50 Best Books - Novellas, Short Stories & Plays

50 Best Books - Novellas, Short Stories & Plays
  • 2019-20

In this third instalment charting his 50 best books, the Principal identifies the finest shorter texts, including novellas, short stories and plays. 

Metamorphosis and Other Stories Franz Kafka (tr. Michael Hoffman) 1915

Never mind if it’s a cockroach or a beetle or an unnamed insect, the opening tale when a man is transformed into a sordid creature is a deadpan comic masterpiece, terrifyingly developed. Elsewhere things are endlessly deferred – appointments with the law, doors leading to more doors down interminable corridors. Kafka is a one-note author but what a brilliant and defining note it is.   

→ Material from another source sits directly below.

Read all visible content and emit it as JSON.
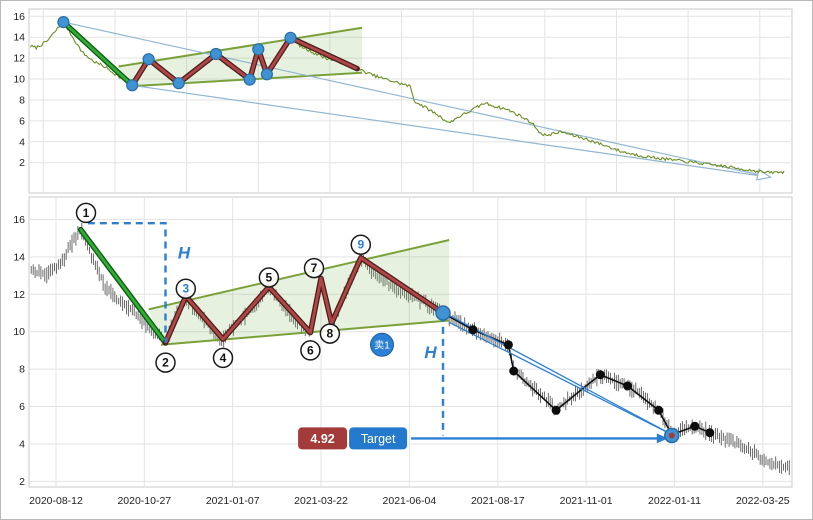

Civilisation and its Discontents Sigmund Freud (tr. James Strachey) 1930

Perhaps the most profound book I have ever read. It was here I learnt that the normative condition of human life is mild unhappiness; that religion is an oceanic feeling, its reasoning vaporous but appealing; that humans are naturally aggressive – the surprise being that there are so few wars, not that there are so many. Civilisation is a fragile thing, Freud is saying. Three years later the Nazis assumed power.  

The Outsider Albert Camus (tr. Joseph Laredo) 1942

Based in Algeria, but written from his experience of the Resistance in Nazi-occupied France, Camus dramatises the life of a man who feels his existence is meaningless. He commits an accidental murder and can’t be bothered to fight the institutions that might afford him justice. In the end, we see how easily an individual, even a whole society, can become alienated, and we need to care about that. 

Waiting for Godot Samuel Beckett 1953

Written originally in French, the play is as austere an experience as you could ever wish for. A stage with just one tree, two men in bowler hats darkly and comically waiting for someone. Lucky’s monologue is the most brilliant moment in a drama in little or nothing happens, and yet everything does, for all we have is language between us and the abyss. 

Labyrinths Jorge Luis Borges (tr. Andrew Hurley) 1962

If you like your stories short and dry, Borges is your man. Unforgivingly erudite, but relentlessly playful, you will find here the man who writes out Don Quixote word for word as a new novel; the man who can remember absolutely everything; the making of a map on a scale of 1:1. My favourite story is The Garden of Forking Paths. Like Kafka, Borges is a writer with a narrow but range, but a unique and unerring focus.

Who’s Afraid of Virginia Woolf? Edward Albee 1962

Without doubt this is my favourite modern play. I remember seeing the movie, with Richard Burton and Elizabeth Taylor in the leads and being completely knocked out by it. Even when you know the shock of the ending, the power-play and game of wits serves both to anatomise the characters and the society they inhabit. Coruscating, exhausting, fuelled by alcohol, resentment and love, this is a must-see (and read).

Marcovaldo Italo Calvino (tr. William Weaver) 1963

Don’t be misled by the lightness and speed of these stories, or the haplessness of the hero – these are delightful tales, organized around the seasons, interrogating the gap between nature and culture, and using the protagonist to represent the bizarre quality of modern life, from a department store Santa, to a flight taken by accident, to the missing letters in a neon sign, while lovers coo behind them.

Too Loud a Solitude Bohumil Hrabal (tr. Michael Heim) 1976

The novella proceeds like a fugue, repeating certain lines as the themes build, at first lightly then devastatingly. A man pulps books but reads them before he destroys them on behalf of the regime. The books include volumes by Nietzsche and Kant. The hero is haunted by the love of a gypsy woman sent to her death by the Nazis. A novella of perfect scale. Achingly beautiful in its rhythms and details. 

Les Liaisons Dangereuses Christopher Hampton 1985

Adapted from Laclos’s 1782 epistolary novel, Hampton dramatises how a wager over a seduction has appalling consequences for both perpetrator and victim. The play is marvellously choreographed, the dialogue witty and tender by turns. In the background – absent from the film version – is the looming threat of the revolution and the guillotine, poised to descend from history on these gallivanting aristocrats.   

Early Stories and Late Stories John Updike 1976-2008

The couple of hundred stories collected here chronicle mid-century America with a cherishing regard for its time and people. Concerns for the local modulate into the universal in tales of love, marriage, family, infidelity, and death. What transforms the mundane material into something special is the quality of the writing. No one writes a better sentence than Updike. I collect them like butterflies.  


If I had to choose only one of the above it would be the Updike stories.